The main reason I give to Union Gospel Mission is that their mission is the local homeless, and they seem to be a good outfit. (I’m just tired of a begging mail literally every other week all damn year long. Their outreach budget seems too high to me. Spend it on food!)
January 3rd, 2021 at 10:44 am
Out here we have Gospel Rescue Mission… they seem to have a new Tv ad every week. I wonder if the two missions are related.
January 3rd, 2021 at 12:44 pm
The names are certainly very similar. Could be a church organization behind them. (I’d like to think so. I checked them out back when I started donating to them, but maybe I should look deeper. My other usual one, Habitat for Humanity, is national, obviously. They seem pretty legit, too; I’ve worked on volunteer crews building houses a couple times. But still, so much mail.)

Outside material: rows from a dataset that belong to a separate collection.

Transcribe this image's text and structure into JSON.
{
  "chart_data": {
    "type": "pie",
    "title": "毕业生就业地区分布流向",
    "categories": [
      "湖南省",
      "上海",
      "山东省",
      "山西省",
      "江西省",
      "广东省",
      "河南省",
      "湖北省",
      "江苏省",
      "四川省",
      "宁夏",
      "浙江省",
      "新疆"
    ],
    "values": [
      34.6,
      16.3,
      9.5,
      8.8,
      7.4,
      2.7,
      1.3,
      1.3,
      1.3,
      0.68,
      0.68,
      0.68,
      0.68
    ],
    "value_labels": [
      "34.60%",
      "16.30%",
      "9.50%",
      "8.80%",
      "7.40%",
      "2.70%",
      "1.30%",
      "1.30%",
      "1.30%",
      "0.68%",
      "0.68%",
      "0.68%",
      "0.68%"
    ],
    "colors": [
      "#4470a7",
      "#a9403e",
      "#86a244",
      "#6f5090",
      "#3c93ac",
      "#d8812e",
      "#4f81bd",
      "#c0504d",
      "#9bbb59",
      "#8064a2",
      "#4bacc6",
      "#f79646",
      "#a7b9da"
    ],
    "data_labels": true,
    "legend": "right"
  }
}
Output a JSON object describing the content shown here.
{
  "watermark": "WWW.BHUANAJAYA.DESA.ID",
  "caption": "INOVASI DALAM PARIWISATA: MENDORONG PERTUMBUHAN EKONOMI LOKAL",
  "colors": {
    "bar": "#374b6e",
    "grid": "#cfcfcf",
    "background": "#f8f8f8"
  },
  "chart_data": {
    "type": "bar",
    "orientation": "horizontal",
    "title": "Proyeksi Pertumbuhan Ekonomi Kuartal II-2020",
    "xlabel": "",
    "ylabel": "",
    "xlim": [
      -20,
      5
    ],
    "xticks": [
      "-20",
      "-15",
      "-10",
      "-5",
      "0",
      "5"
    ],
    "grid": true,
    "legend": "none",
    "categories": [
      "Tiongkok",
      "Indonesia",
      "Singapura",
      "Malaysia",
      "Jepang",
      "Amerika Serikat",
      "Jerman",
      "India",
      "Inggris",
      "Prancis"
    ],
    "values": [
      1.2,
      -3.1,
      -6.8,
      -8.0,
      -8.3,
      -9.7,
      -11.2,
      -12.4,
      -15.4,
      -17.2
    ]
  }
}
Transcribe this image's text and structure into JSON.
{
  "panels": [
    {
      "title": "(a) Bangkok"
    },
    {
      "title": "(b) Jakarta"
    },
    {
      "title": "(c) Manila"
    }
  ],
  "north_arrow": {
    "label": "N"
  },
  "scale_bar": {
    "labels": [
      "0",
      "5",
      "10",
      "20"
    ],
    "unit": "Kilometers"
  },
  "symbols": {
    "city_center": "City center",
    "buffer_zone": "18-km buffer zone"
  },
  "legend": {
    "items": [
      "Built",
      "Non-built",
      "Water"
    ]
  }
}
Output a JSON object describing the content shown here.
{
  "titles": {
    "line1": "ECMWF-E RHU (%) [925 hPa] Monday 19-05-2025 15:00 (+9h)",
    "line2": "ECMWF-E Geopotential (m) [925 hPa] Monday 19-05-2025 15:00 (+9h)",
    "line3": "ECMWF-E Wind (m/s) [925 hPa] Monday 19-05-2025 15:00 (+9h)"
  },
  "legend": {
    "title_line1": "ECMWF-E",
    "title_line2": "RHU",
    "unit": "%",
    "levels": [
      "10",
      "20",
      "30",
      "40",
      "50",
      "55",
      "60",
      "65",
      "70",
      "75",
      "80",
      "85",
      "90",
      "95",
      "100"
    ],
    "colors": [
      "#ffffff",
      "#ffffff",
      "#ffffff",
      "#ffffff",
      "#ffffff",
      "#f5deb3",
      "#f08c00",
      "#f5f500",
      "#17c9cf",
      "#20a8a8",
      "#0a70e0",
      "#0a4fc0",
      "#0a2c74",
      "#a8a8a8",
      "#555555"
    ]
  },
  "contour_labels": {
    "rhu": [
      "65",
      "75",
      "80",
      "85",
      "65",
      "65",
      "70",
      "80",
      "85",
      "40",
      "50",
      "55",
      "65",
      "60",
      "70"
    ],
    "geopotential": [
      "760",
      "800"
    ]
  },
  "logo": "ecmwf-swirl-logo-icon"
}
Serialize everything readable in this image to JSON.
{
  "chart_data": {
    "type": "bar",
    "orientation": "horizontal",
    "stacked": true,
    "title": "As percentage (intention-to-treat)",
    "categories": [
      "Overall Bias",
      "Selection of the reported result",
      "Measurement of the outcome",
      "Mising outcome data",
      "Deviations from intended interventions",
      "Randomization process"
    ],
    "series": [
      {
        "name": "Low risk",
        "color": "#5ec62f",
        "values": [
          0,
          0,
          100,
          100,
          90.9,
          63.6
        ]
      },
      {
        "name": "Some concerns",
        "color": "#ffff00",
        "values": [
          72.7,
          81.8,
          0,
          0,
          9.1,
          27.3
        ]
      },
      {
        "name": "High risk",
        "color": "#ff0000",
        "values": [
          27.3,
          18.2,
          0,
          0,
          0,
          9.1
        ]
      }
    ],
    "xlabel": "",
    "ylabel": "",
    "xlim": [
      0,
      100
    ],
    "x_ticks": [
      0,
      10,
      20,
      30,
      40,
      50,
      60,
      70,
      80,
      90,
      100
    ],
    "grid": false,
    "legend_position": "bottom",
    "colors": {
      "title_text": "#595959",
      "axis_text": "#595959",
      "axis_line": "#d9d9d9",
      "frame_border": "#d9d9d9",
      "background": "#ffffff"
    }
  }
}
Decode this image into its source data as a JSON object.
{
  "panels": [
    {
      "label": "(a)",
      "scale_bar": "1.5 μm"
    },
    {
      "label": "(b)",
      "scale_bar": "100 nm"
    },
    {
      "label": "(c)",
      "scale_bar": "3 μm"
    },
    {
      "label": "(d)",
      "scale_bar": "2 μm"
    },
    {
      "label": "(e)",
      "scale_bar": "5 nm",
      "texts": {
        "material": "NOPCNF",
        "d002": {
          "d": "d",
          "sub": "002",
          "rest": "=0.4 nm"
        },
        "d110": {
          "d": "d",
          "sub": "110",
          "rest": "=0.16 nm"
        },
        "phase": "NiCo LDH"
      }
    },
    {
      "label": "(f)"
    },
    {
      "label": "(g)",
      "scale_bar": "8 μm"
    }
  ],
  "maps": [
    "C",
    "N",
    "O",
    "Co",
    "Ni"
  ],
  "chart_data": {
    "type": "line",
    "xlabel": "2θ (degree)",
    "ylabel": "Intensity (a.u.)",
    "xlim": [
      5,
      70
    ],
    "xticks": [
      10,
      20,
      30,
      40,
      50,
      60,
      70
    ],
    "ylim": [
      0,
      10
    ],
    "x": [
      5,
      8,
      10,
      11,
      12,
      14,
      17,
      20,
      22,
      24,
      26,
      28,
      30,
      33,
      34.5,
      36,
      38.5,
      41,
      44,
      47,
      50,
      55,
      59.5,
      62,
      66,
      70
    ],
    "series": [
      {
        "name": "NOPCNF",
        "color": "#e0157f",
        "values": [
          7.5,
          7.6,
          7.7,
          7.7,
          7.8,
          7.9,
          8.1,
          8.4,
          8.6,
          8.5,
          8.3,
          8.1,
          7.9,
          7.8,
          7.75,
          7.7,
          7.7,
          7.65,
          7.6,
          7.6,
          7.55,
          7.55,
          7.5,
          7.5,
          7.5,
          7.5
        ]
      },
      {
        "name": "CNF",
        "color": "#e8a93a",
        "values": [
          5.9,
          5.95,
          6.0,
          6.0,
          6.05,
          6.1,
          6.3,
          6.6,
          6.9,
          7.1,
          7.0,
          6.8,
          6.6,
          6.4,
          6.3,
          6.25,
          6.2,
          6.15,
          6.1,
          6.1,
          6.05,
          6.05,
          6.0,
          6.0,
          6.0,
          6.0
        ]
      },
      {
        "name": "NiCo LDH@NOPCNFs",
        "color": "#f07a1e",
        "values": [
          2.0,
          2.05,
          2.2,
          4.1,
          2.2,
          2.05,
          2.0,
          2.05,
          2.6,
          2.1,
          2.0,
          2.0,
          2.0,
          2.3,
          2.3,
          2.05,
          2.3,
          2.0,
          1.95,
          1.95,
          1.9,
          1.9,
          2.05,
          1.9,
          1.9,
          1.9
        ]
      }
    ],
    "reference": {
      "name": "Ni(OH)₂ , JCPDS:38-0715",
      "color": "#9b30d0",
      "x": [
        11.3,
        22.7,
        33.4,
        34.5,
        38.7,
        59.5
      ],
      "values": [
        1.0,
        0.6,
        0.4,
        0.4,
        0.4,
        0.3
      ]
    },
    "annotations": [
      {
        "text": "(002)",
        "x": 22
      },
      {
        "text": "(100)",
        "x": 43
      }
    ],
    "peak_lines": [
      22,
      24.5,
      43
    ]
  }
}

January 4th, 2021 at 8:20 am
It’s the 11th day of Chillaxmas! Enjoy!!
(Only one more to go.)
January 4th, 2021 at 10:19 am
Man, the spamming crooks are out big time with the new year. I’ve gotten a ton of spam about renewing McAfee, a number about Norton, and here’s a new one today!
An email (from a gmail account!) confirming my order of Windows Defender (for $299) from (supposedly) Microsoft. The email has apparent errors, such as %CUSTID% or %INVOICE%, perhaps as a trick to avoid making up obviously fake numbers.
Windows Defender, of course, comes with Windows.
Yet another reason to educate oneself enough to not get fooled by obvious bullshit. (Truth is, you have to be almost willfully stupid to be a computer user and yet fall for something this lame.)
January 4th, 2021 at 4:38 pm
Ha! I got another one. Apparently the first guy was just an idiot who didn’t know how to set up his EZ-SPAM kit. In this version, which is identical otherwise, those fields are filled in with what are supposed to look like Customer ID and Invoice ID values.
Looks like the same sender, so apparently the same moron thinks repeating his bullshit will work better.
If I ever go crazy with a machete, you can assume you’re safe… unless you’re a fucking POS spammer. Tiny pieces, you worthless dung beetles.
January 7th, 2021 at 6:00 pm
This McAfee scam seems to be a big new thing. I’ve been getting multiple emails per day claiming my anti-virus has expired, or will expire, and I need to RENEW IMMEDIATELY!!!!